Ce que nous proposons à Podemos, c’est de faire un audit de la dette, c'est-à-dire une étude pour savoir pour quoi a été utilisé l’argent, quelle part de la dette est légale et quelle part est illégale. Ensuite, nous proposons une suppression partielle et une restructuration de la dette, simplement pour que le pays puisse l’assumer. Il y a peu de temps, en 1953, l’Europe - avec la Grèce - a effacé une partie de la dette de l’Allemagne, et aujourd’hui, on voit le contraire, l’Allemagne ne veut pas « pardonner » sa dette à la Grèce ! Enfin, nous proposons des mesures économiques pour qu’il y ait à nouveau de la croissance en Grèce, en s’appuyant sur le retour d’une consommation normale à l’intérieur du pays.
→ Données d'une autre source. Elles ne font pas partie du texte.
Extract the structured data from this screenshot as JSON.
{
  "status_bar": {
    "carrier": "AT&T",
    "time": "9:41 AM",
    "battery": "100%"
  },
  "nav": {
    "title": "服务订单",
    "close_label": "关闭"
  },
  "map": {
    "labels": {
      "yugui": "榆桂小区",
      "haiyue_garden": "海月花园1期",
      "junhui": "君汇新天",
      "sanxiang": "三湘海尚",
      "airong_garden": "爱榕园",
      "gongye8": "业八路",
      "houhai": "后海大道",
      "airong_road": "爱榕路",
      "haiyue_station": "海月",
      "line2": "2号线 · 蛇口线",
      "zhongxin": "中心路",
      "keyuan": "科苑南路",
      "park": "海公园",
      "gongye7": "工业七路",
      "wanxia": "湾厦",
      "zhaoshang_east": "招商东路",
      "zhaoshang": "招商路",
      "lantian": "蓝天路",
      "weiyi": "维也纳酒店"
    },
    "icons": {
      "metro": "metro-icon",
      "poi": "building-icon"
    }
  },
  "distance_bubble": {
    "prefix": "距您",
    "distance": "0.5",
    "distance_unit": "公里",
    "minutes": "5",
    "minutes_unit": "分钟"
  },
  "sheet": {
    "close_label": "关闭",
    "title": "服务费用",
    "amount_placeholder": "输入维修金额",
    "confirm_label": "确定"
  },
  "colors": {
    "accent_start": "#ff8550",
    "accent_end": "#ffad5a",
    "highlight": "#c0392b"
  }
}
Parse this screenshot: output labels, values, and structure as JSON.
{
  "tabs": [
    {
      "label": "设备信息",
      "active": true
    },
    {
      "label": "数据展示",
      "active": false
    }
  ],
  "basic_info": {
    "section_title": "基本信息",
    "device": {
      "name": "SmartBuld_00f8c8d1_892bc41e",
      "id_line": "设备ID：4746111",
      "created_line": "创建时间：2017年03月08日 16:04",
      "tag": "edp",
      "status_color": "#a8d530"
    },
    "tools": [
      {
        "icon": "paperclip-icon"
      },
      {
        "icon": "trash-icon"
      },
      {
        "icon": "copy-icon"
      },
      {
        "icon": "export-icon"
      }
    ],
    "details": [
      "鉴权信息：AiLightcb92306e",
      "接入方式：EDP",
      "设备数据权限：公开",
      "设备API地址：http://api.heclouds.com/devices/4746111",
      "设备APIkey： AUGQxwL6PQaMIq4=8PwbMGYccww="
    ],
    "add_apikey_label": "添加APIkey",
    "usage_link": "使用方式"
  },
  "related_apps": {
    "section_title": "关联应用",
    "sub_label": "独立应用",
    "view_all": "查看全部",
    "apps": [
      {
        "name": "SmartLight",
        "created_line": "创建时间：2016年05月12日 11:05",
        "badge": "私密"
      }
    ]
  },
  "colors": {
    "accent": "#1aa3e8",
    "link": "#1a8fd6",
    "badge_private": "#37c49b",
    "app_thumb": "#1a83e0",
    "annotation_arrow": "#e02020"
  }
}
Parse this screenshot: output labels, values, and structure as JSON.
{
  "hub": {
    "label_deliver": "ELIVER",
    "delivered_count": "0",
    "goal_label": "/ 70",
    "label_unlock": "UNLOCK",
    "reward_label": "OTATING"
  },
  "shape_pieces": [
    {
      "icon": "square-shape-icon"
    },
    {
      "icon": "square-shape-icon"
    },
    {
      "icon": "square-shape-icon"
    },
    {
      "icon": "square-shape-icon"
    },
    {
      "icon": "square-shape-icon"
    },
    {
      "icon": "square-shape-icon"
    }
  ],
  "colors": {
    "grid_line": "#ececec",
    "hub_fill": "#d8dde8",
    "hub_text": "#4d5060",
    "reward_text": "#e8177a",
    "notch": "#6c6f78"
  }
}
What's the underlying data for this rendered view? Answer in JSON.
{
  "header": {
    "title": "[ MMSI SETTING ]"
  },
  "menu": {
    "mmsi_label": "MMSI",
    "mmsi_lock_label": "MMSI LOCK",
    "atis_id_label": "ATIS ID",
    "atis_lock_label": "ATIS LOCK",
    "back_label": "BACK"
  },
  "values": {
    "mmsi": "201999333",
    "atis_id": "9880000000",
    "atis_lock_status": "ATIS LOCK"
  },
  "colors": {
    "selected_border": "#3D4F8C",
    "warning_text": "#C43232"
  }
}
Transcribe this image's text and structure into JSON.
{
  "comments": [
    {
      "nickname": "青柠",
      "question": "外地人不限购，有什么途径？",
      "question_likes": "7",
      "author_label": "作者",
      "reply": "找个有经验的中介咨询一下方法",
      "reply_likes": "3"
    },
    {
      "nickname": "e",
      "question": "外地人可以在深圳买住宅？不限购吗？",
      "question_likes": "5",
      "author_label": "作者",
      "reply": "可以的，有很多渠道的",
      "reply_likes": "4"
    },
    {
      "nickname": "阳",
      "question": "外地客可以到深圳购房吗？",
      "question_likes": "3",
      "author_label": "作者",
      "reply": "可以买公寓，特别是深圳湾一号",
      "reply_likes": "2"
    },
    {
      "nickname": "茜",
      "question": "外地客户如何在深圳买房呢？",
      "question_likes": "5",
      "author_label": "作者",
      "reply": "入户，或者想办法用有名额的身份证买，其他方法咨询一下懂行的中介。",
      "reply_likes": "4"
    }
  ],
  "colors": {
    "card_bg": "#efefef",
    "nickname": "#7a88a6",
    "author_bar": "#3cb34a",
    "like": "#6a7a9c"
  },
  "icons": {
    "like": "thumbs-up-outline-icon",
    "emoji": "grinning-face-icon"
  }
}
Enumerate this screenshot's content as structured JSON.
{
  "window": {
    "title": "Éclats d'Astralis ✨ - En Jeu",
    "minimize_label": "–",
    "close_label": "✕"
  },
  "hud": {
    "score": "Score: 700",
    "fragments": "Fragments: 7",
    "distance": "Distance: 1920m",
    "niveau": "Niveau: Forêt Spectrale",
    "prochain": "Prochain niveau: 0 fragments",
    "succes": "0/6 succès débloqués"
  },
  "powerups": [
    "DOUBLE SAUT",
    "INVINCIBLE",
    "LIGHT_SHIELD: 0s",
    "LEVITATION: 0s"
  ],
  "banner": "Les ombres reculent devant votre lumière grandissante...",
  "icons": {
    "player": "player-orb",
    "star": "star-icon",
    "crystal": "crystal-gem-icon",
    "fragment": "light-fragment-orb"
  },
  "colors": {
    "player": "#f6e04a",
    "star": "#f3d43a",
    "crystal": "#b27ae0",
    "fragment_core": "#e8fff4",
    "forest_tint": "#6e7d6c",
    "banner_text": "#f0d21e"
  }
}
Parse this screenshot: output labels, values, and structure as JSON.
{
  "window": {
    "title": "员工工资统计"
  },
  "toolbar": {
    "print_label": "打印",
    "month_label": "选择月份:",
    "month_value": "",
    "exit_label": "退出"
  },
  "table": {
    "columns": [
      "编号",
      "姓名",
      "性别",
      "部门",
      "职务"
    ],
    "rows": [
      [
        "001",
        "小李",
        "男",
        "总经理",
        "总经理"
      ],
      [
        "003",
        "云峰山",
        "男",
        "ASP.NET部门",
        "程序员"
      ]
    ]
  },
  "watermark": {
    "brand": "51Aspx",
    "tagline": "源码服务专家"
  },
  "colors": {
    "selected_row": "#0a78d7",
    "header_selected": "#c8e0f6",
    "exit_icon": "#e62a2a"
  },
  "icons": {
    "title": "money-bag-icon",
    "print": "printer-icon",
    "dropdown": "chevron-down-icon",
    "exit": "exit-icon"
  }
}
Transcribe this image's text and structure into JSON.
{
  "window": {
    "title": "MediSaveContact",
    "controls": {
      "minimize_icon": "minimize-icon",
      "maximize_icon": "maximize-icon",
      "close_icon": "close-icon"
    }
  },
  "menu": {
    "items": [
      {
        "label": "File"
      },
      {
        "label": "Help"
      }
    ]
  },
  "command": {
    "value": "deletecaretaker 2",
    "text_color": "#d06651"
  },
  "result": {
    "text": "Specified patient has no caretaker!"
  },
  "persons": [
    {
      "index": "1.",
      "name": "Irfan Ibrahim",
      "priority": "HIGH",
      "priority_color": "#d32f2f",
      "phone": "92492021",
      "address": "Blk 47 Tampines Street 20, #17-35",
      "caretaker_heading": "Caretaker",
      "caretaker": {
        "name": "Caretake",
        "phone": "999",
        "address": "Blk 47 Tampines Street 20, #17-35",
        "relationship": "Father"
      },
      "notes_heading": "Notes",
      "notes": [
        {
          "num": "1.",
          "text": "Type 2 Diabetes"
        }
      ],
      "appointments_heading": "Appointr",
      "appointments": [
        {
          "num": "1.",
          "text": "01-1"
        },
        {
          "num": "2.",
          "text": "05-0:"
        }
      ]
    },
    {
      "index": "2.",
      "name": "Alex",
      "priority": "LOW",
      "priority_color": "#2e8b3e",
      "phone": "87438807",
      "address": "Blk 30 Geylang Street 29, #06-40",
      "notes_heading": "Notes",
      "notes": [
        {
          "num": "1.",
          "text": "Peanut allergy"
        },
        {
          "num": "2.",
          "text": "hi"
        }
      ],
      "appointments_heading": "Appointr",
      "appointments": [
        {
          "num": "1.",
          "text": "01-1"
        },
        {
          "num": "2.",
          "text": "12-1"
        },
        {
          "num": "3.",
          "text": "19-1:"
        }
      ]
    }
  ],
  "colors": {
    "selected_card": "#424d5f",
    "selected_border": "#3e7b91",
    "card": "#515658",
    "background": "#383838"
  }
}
Par exemple, dans le cas des Baléares, nous proposons un processus d’urgence citoyenne, pour tous les gens qui sont dans une situation limite et qui ne peuvent pas affronter le présent, ainsi qu’un plan de sauvetage énergétique, pour les gens qui n’ont pas de gaz, d’eau ni d’électricité, par exemple en hiver. Enfin nous proposons un revenu minimum progressif [ndlr : équivalent du RSA français basé sur un impôt progressif, où les plus riches paient le plus]. Aux Baléares, 1200 millions d’euros annuels sont pris par la corruption. Il faut utiliser cet argent. En Allemagne, le quotidien Das Bild peint les grecs comme des fainéants qui volent l’argent de l’Europe. C’est une représentation très dangereuse véhiculée par les médias. Nous aspirons au contraire à ce que tout les européens soient reconnus comme égaux, avec les mêmes droits. Luis De Guindos travaillait avec Lehman Brothers et Mario Draghi pour Goldman Sachs : finalement, ceux qui travaillaient dans les banques multinationales et qui commencèrent la crise sont ceux qui décident à présent du destin des européens ! L’Europe aspire à d’autres solutions.